Et pourquoi se transformerait-on en gaufre berlino-philharmonique le 10 novembre, siouplaît ? Réponse ci-dessous.

Jusqu'à ce qu'il compose sa Troisième symphonie en exil vers 1936, Rachmaninov considérait Les Cloches de 1913 comme sa véritable troisième symphonie. Il faut dire que l'ouvrage en comporte nombre de caractéristiques : quatre mouvements aux tempos alternés, une durée de quelque quarante minutes, sans oublier la thématique cyclique autour du Dies Irae (qu'il faut parfois chercher dans l'invraisemblable foisonnement orchestral). L'auditeur le plus attentif se surprendrait à se demander qui, d'entre Ravel et Rachmaninov, a été inspiré par qui, tant les parallèles sont flagrants entre Les Cloches et Daphnis et Chloé. Eh non... les deux œuvres ont créées à quelques mois d'intervalle, et il est peu probable que Rachmaninov ait copié Ravel. En réalité, on chercherait plutôt des parallèles architecturaux avec Tchaikovsky et sa Sixième symphonie, elle-même s'achevant sur un mouvement lent et désolé. Ajoutons que Les Cloches fait appel à un chœur et trois solistes vocaux, en plus d'un orchestre monumental à la Mahler-Strauss : bois par quatre, six cors, des cloches à n'en plus finir (le contraire eût été étonnant, avouons-le, orgue, piano de salon (= pianino), et tout le tralala.

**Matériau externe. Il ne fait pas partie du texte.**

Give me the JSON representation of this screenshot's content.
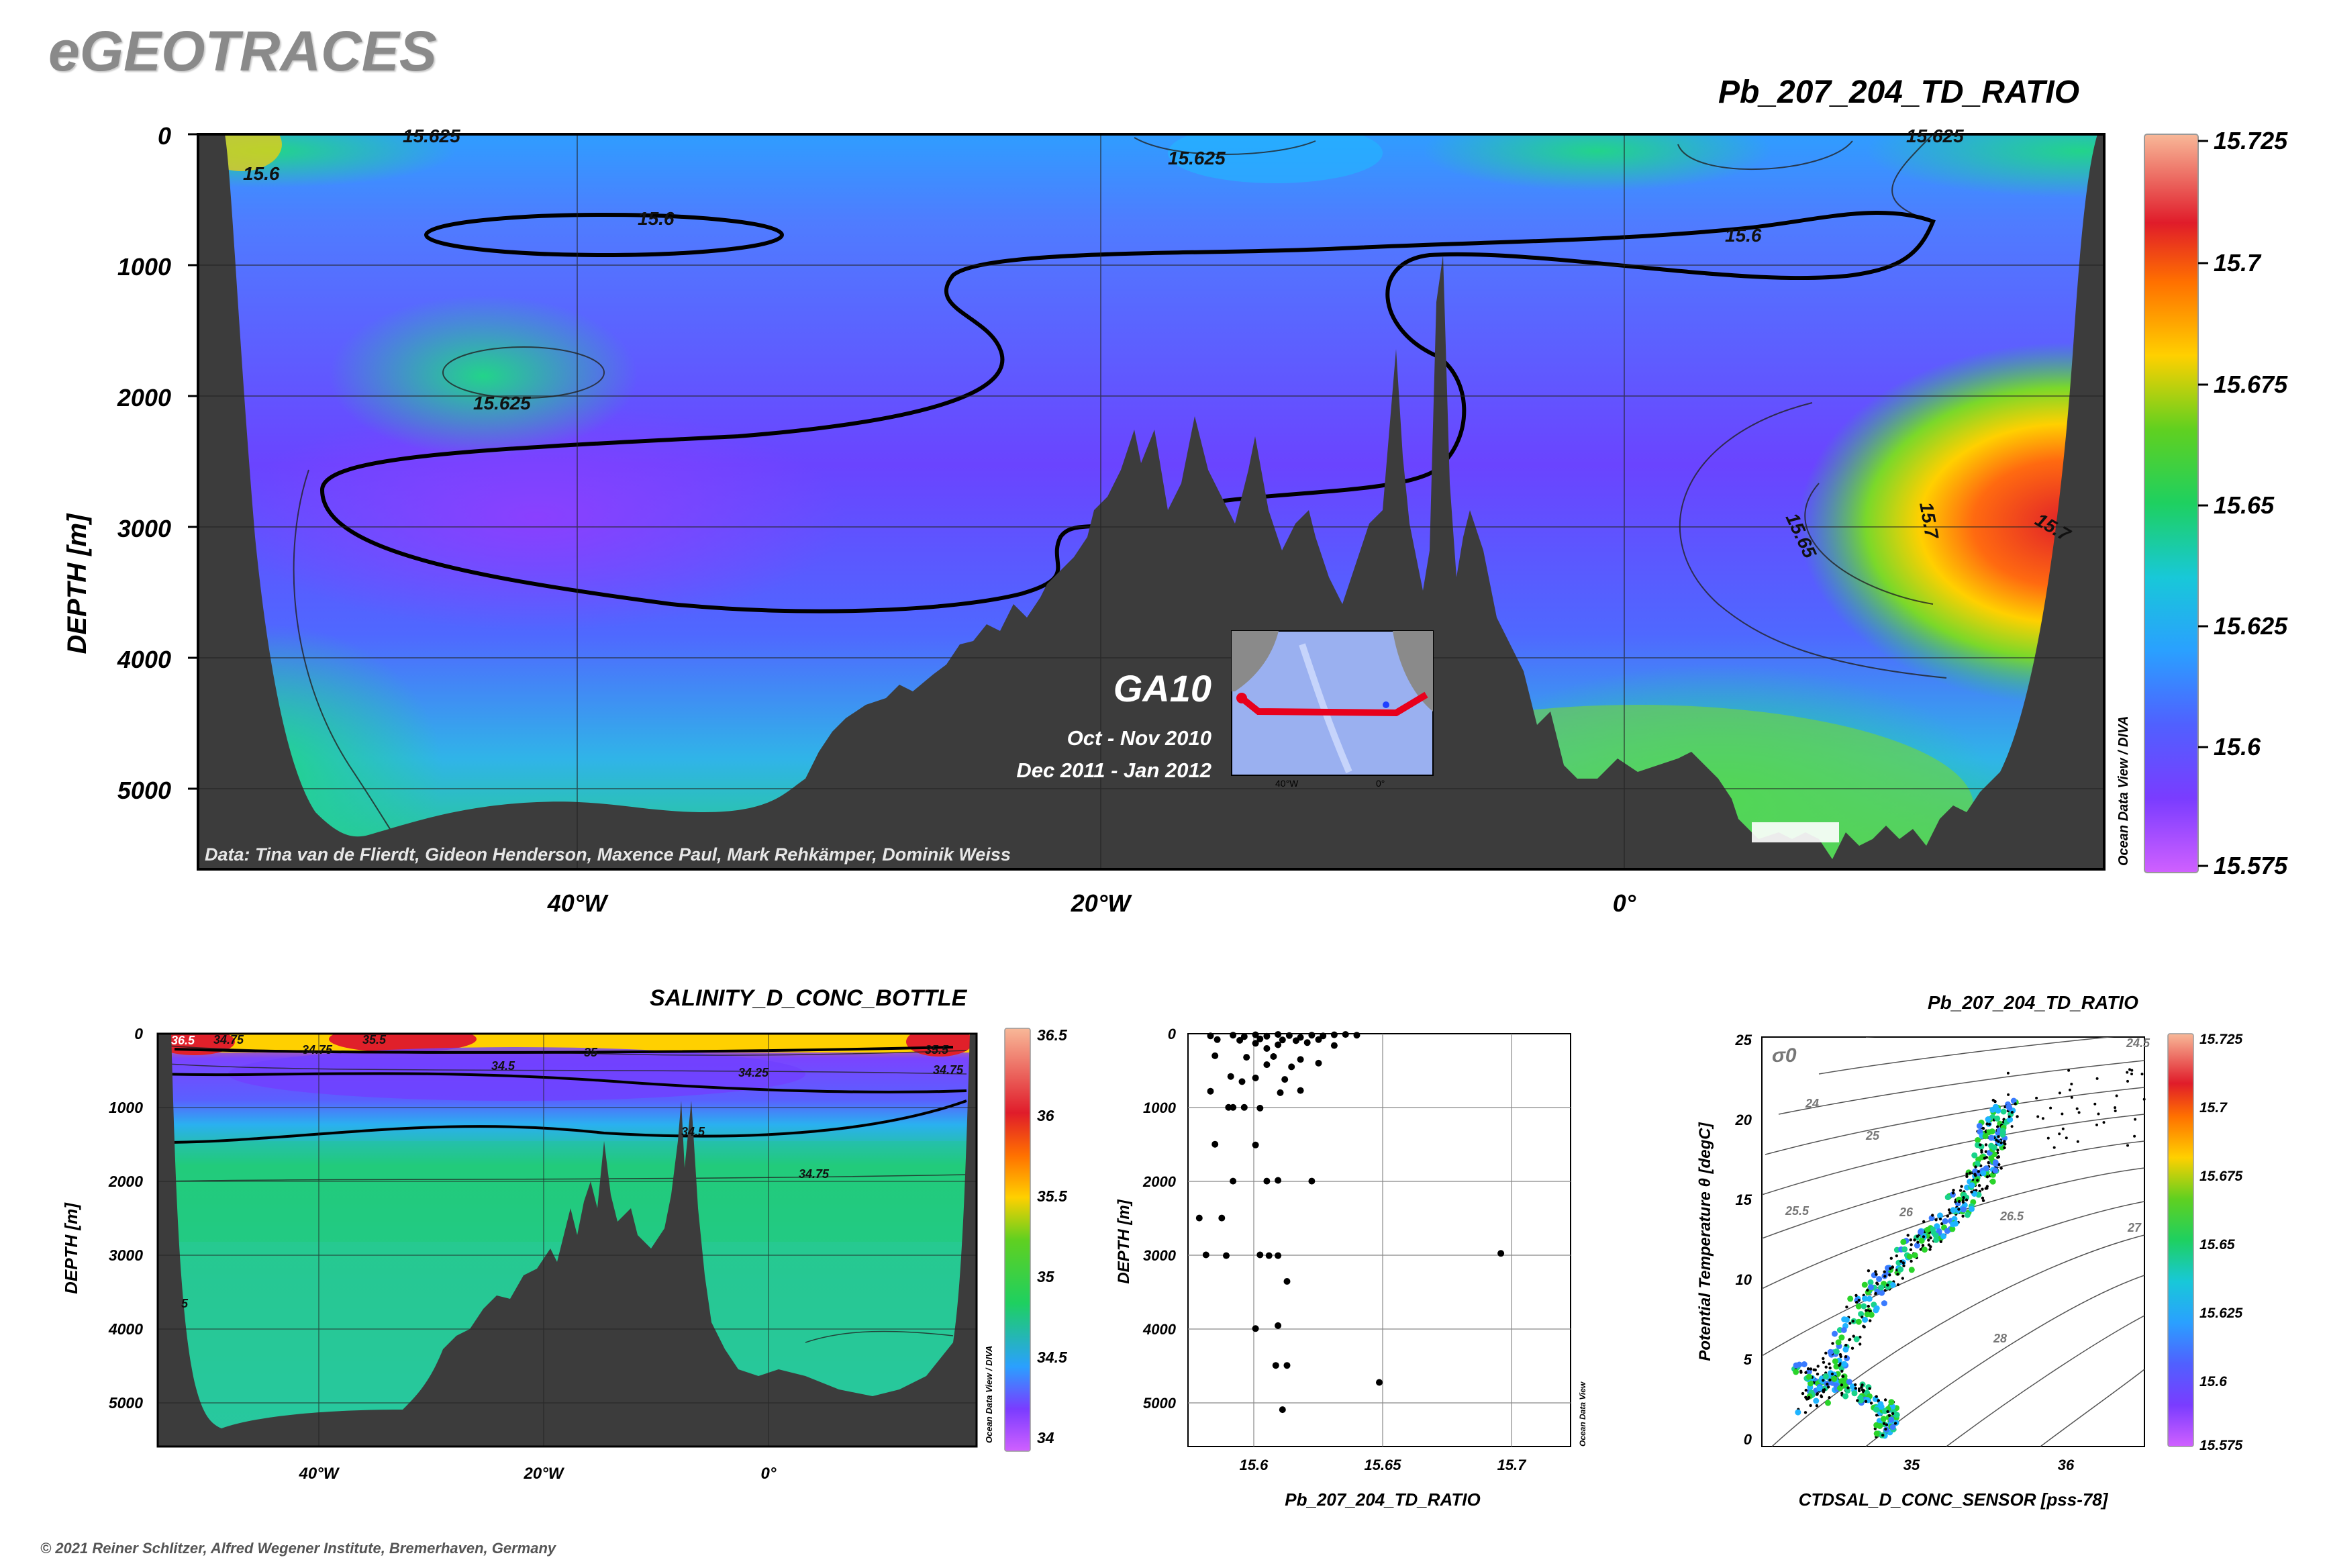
{
  "brand": "eGEOTRACES",
  "footer": "© 2021 Reiner Schlitzer, Alfred Wegener Institute, Bremerhaven, Germany",
  "odv_vertical_label": "Ocean Data View / DIVA",
  "odv_small_label": "Ocean Data View",
  "colors": {
    "seafloor": "#3c3c3c",
    "accent_track": "#e8001c",
    "colormap": [
      "#cc44ff",
      "#6a40ff",
      "#3a7bff",
      "#1fb4ff",
      "#19d38a",
      "#2ad42a",
      "#8adb1c",
      "#ffd000",
      "#ff8a00",
      "#e0202a",
      "#f0b0a0"
    ]
  },
  "chart_data": [
    {
      "id": "main_section",
      "type": "heatmap",
      "title": "Pb_207_204_TD_RATIO",
      "ylabel": "DEPTH [m]",
      "xlabel": "",
      "x_ticks": [
        "40°W",
        "20°W",
        "0°"
      ],
      "y_ticks": [
        "0",
        "1000",
        "2000",
        "3000",
        "4000",
        "5000"
      ],
      "ylim": [
        0,
        5600
      ],
      "colorbar": {
        "min": 15.575,
        "max": 15.725,
        "tick_labels": [
          "15.725",
          "15.7",
          "15.675",
          "15.65",
          "15.625",
          "15.6",
          "15.575"
        ]
      },
      "contour_labels": [
        "15.625",
        "15.6",
        "15.6",
        "15.625",
        "15.6",
        "15.625",
        "15.625",
        "15.65",
        "15.7",
        "15.7"
      ],
      "data_credit": "Data: Tina van de Flierdt, Gideon Henderson, Maxence Paul, Mark Rehkämper, Dominik Weiss",
      "inset": {
        "cruise": "GA10",
        "periods": [
          "Oct - Nov 2010",
          "Dec 2011 - Jan 2012"
        ],
        "axis_labels": [
          "40°W",
          "0°"
        ]
      }
    },
    {
      "id": "salinity_section",
      "type": "heatmap",
      "title": "SALINITY_D_CONC_BOTTLE",
      "ylabel": "DEPTH [m]",
      "x_ticks": [
        "40°W",
        "20°W",
        "0°"
      ],
      "y_ticks": [
        "0",
        "1000",
        "2000",
        "3000",
        "4000",
        "5000"
      ],
      "ylim": [
        0,
        5600
      ],
      "colorbar": {
        "min": 34,
        "max": 36.5,
        "tick_labels": [
          "36.5",
          "36",
          "35.5",
          "35",
          "34.5",
          "34"
        ]
      },
      "contour_labels": [
        "34.75",
        "35.5",
        "35",
        "34.75",
        "35.5",
        "34.5",
        "34.25",
        "34.75",
        "34.5",
        "34.75",
        "5",
        "36.5"
      ]
    },
    {
      "id": "profile_scatter",
      "type": "scatter",
      "title": "",
      "xlabel": "Pb_207_204_TD_RATIO",
      "ylabel": "DEPTH [m]",
      "xlim": [
        15.58,
        15.75
      ],
      "ylim": [
        5600,
        0
      ],
      "x_ticks": [
        "15.6",
        "15.65",
        "15.7"
      ],
      "y_ticks": [
        "0",
        "1000",
        "2000",
        "3000",
        "4000",
        "5000"
      ],
      "points": [
        [
          15.59,
          30
        ],
        [
          15.6,
          20
        ],
        [
          15.605,
          40
        ],
        [
          15.61,
          15
        ],
        [
          15.615,
          35
        ],
        [
          15.62,
          10
        ],
        [
          15.625,
          25
        ],
        [
          15.63,
          50
        ],
        [
          15.635,
          20
        ],
        [
          15.64,
          30
        ],
        [
          15.645,
          15
        ],
        [
          15.65,
          10
        ],
        [
          15.655,
          20
        ],
        [
          15.593,
          80
        ],
        [
          15.603,
          90
        ],
        [
          15.612,
          70
        ],
        [
          15.622,
          85
        ],
        [
          15.628,
          95
        ],
        [
          15.638,
          80
        ],
        [
          15.61,
          130
        ],
        [
          15.62,
          150
        ],
        [
          15.633,
          120
        ],
        [
          15.615,
          200
        ],
        [
          15.645,
          160
        ],
        [
          15.592,
          300
        ],
        [
          15.606,
          320
        ],
        [
          15.618,
          310
        ],
        [
          15.63,
          350
        ],
        [
          15.615,
          420
        ],
        [
          15.626,
          450
        ],
        [
          15.638,
          400
        ],
        [
          15.599,
          580
        ],
        [
          15.61,
          600
        ],
        [
          15.623,
          620
        ],
        [
          15.59,
          780
        ],
        [
          15.604,
          650
        ],
        [
          15.621,
          800
        ],
        [
          15.63,
          770
        ],
        [
          15.598,
          1000
        ],
        [
          15.605,
          1000
        ],
        [
          15.6,
          1000
        ],
        [
          15.612,
          1010
        ],
        [
          15.592,
          1500
        ],
        [
          15.61,
          1510
        ],
        [
          15.6,
          2000
        ],
        [
          15.615,
          2000
        ],
        [
          15.62,
          1990
        ],
        [
          15.635,
          2000
        ],
        [
          15.585,
          2500
        ],
        [
          15.595,
          2500
        ],
        [
          15.588,
          3000
        ],
        [
          15.597,
          3010
        ],
        [
          15.612,
          3000
        ],
        [
          15.616,
          3010
        ],
        [
          15.62,
          3010
        ],
        [
          15.624,
          3360
        ],
        [
          15.62,
          3960
        ],
        [
          15.61,
          4000
        ],
        [
          15.624,
          4500
        ],
        [
          15.619,
          4500
        ],
        [
          15.665,
          4730
        ],
        [
          15.622,
          5100
        ],
        [
          15.719,
          2980
        ]
      ]
    },
    {
      "id": "ts_diagram",
      "type": "scatter",
      "title": "Pb_207_204_TD_RATIO",
      "xlabel": "CTDSAL_D_CONC_SENSOR [pss-78]",
      "ylabel": "Potential Temperature θ [degC]",
      "xlim": [
        34.0,
        36.5
      ],
      "ylim": [
        -0.5,
        25
      ],
      "x_ticks": [
        "35",
        "36"
      ],
      "y_ticks": [
        "0",
        "5",
        "10",
        "15",
        "20",
        "25"
      ],
      "sigma_label": "σ0",
      "isopycnal_labels": [
        "24",
        "24.5",
        "25",
        "25.5",
        "26",
        "26.5",
        "27",
        "27",
        "28"
      ],
      "colorbar": {
        "min": 15.575,
        "max": 15.725,
        "tick_labels": [
          "15.725",
          "15.7",
          "15.675",
          "15.65",
          "15.625",
          "15.6",
          "15.575"
        ]
      }
    }
  ]
}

Pas étonnant donc que Simon Rattle ait profité de ce surcroît de musicien pour finir le programme en beauté avec un ouvrage qui est presque encore plus gourmand en ressources orchestrales : le Sacre du printemps, composé précisément cette même année 1913. Les mauvaises langues diront que Les Cloches regardent délibérément vers le passé tandis que le Sacre ouvre la voie vers le modernisme. Certes... et ensuite ? La beauté ne regarde ni devant, ni derrière ; tout au plus regarde-t-elle vers le haut, si tant est qu'elle se fatigue à regarder où que ce soit.

Photo parue dans Comoedia de mars 1913 avec quelques costumes du Sacre du printemps

En complément de programme, Rattle rajoute un petit bonbon pour le chœur : le rare Roi des étoiles pour chœur d'homme et orchestre de Stravinsky, encore un ouvrage de la même époque - 1912 - et encore un ouvrage faisant appel à un orchestre-mammouth, qui ne fut d'ailleurs créé qu'en 1939. Ajoutez à cela qu'il ne dure en tout et pour tout que cinq minutes, que l'immense groupe de percussions joue dans une seule et unique mesure, et l'on comprendra pourquoi le dédicataire, un certain Debussy Claude, écrivit au compositeur : « La musique pour le Roi des étoiles reste extraordinaire... C'est probablement l'“harmonie des sphères éternelles” dont parle Platon (ne me demandez pas à quelle page !). Et je ne vois que dans Sirius ou Aldébaran une exécution possible de cette cantate pour "mondes" ! Quant à notre plus modeste planète, j'ose dire qu'elle restera telle une gaufre, à l'audition de cette œuvre. »

Samedi 10 novembre à 20 heures, transformez-vous en gaufre et dégustez ce rare concert en direct par la Salle de concerts numérique du Philharmonique de Berlin.